The Queer Cartography of Self:
Arthur Jackson V’s From Paris, Lost Vegas, Home again
Some poets craft landscapes — others live them. In From Paris, Lost Vegas, Home again, Arthur Jackson V charts a deeply intimate terrain across continents, memories, and identities. Published by Westbrae Literary Group, this powerful collection is a luminous document of queer embodiment, travel, longing, and reckoning — a poetic memoir in three acts.
From the cobblestone courtyards of Paris to the smoky hush of Las Vegas bars and finally back to the streets of San Francisco, Jackson’s voice is unfiltered and fiercely present. At once lush and fractured, his work resists the idea that home is a place. Instead, it insists that home is a moment — a kiss, a prayer, a poem, a wound healed in language.
Arthur Jackson V: Poet, Witness, Cartographer of Feeling
Arthur Jackson V’s poetry doesn’t ask for permission — it arrives like weather, soaking into the reader’s skin. A Black, queer voice rooted in radical vulnerability, his lines pulse with memory, grief, beauty, and survival. Jackson’s debut with Westbrae Literary Group reads like a map of both sacred scars and sacred joys.
Dedicated to chosen family and artistic kin, the book honors not only his physical travels but his emotional and spiritual ones. It is at once an archive and a love letter — to Paris, to poetry, to the self that lives in multiplicity.
“From Paris”: A Pilgrimage of the Body and Spirit
The first section, From Paris, captures the aching elegance of a city so often imagined, but rarely felt the way Jackson feels it. In “To Refuse Divine Donation,” he writes:
“I found myself believing in God, sitting in Notre Dame praying après donating 2€ for a tea light candle… In a culture I wasn't yet apart of I felt involved, all encompassing so ritual.”
Paris here is not a postcard — it is a threshold. Desire, faith, and estrangement twine together in shadowy parks and cobblestone streets. The poems move through sensuality and longing, often queering sacred spaces. In “Arrondissement 16,” cruising becomes a kind of liturgy, lit by Prince’s music and spiderwebs that “catch their prey with the tricks of dangerous beauty.”
“Lost Vegas”: Drowning in the Mirage
Lost Vegas shifts tone and geography. If Paris is a city of light, Vegas is one of glittered shadow. Jackson dives into memory, addiction, and survival. The glamour cracks — revealing the tremble beneath the performance.
In “The Still Life of Lush,” he confesses:
“The job is supposed to help / in this land of dreams / But it’s landed me at the bar / a lush for an escape.”
Las Vegas becomes a place where spiritual malnourishment collides with routine escapism.
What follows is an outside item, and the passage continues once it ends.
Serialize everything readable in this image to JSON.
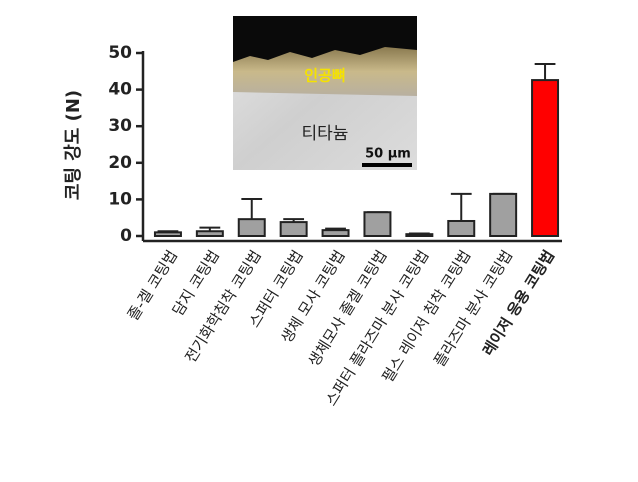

But amid the ache is a hunger for resurrection. In “Sea-Legs,” he asks: “How do we forget our brightness?” — then reaches for rebirth, imagining a return to light through water, ritual, and reinvention.
“Frisco-Kid”: Where the Ink Dries
The final section, Frisco-Kid, is a homecoming — but not a neat one. San Francisco is a memory, a ghost, a lover both cruel and adored. The poems here burn with heartbreak and club lights, with trauma and tenderness. Jackson’s style becomes more kaleidoscopic, reflective of the chaos and beauty of trying to write oneself into wholeness.
In “Were the World Mine,” he imagines:
“my friends would share them to grow / forests where we kiss each other / with swollen lips and paint each other / the colors of a hungry sky.”
By the time we reach “You’ll Find Me Where the Ink Dries,” the poet has reassembled something from the scatter:
“I script myself by Arthur / Stronger than a reflection.”
It is here — in ink, in name, in memory — that Jackson offers not resolution, but reclamation.
Why This Book Matters
From Paris, Lost Vegas, Home again isn’t just a collection — it’s a testimony. In a world eager to flatten queer stories into tropes or trauma, Jackson gives us contradiction, joy, rage, sensuality, and silence. His poems hold the ache and the exhale, the candlelight and the barlight, the journey and the inked return.
For readers of contemporary queer poetry, this book offers a rare sense of presence — it does not flinch, it does not perform. It is.